A fatigue life prediction framework of laser-directed energy deposition Ti-6Al-4V based on physics-informed neural network
Linwei Dang, Xiaofan He, Dingcheng Tang, Hao Xin, Bin Wu
Abstract
Purpose Pores are the primary cause of fatigue failure in laser-directed energy deposition (L-DED) titanium alloys, which are largely determined by their location, size and shape. It is crucial for promoting the application of L-DED titanium alloys and ensuring their safety that establishing a fatigue life prediction method induced by pores, resulting in a proposed fatigue life prediction framework for L-DED Ti-6Al-4V based on a physics-informed neural network (PINN) algorithm. Design/methodology/approach In this study, a novel fatigue life prediction framework for L-DED Ti-6Al-4V based on a PINN algorithm was proposed. The influence patterns of various fatigue-sensitive parameters were revealed.
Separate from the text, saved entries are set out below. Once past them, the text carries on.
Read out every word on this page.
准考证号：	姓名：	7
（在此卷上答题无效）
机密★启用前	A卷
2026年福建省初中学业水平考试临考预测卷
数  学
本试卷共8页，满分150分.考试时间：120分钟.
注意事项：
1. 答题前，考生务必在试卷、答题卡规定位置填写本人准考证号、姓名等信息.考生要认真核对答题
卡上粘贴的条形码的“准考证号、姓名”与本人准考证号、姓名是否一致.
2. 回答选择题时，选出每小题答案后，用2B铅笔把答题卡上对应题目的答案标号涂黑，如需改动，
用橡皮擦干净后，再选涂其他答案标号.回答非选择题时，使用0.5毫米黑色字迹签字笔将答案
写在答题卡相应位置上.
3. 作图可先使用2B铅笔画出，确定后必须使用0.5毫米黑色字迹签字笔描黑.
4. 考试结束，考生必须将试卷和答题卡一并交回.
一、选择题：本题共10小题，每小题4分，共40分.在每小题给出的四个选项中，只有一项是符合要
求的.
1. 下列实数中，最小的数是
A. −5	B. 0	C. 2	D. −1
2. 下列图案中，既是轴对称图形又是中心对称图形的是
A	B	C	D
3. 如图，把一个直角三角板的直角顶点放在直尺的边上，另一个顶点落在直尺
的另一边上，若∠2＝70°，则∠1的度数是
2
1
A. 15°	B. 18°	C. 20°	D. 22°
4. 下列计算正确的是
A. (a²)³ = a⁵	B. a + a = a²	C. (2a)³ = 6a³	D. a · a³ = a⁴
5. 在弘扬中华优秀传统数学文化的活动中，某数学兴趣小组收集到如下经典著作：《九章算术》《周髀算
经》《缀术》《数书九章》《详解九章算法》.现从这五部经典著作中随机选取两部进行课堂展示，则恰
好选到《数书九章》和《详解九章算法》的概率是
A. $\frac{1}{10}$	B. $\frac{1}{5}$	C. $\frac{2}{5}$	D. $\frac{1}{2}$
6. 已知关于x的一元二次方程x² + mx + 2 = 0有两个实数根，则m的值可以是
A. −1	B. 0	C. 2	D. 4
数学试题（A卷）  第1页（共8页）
The paper also included validation and analysis of the method, such as hyperparameter analysis of the PINN, efficacy analysis driven by physical information and comparative analysis of different methods. Findings The proposed method demonstrated high accuracy, with a correlation coefficient of 0.99 with experimental life. The coefficient of determination was 0.95 and the mean squared error was 0.06. Originality/value The results indicate that the proposed fatigue life prediction framework was of strong generalization capability and robustness.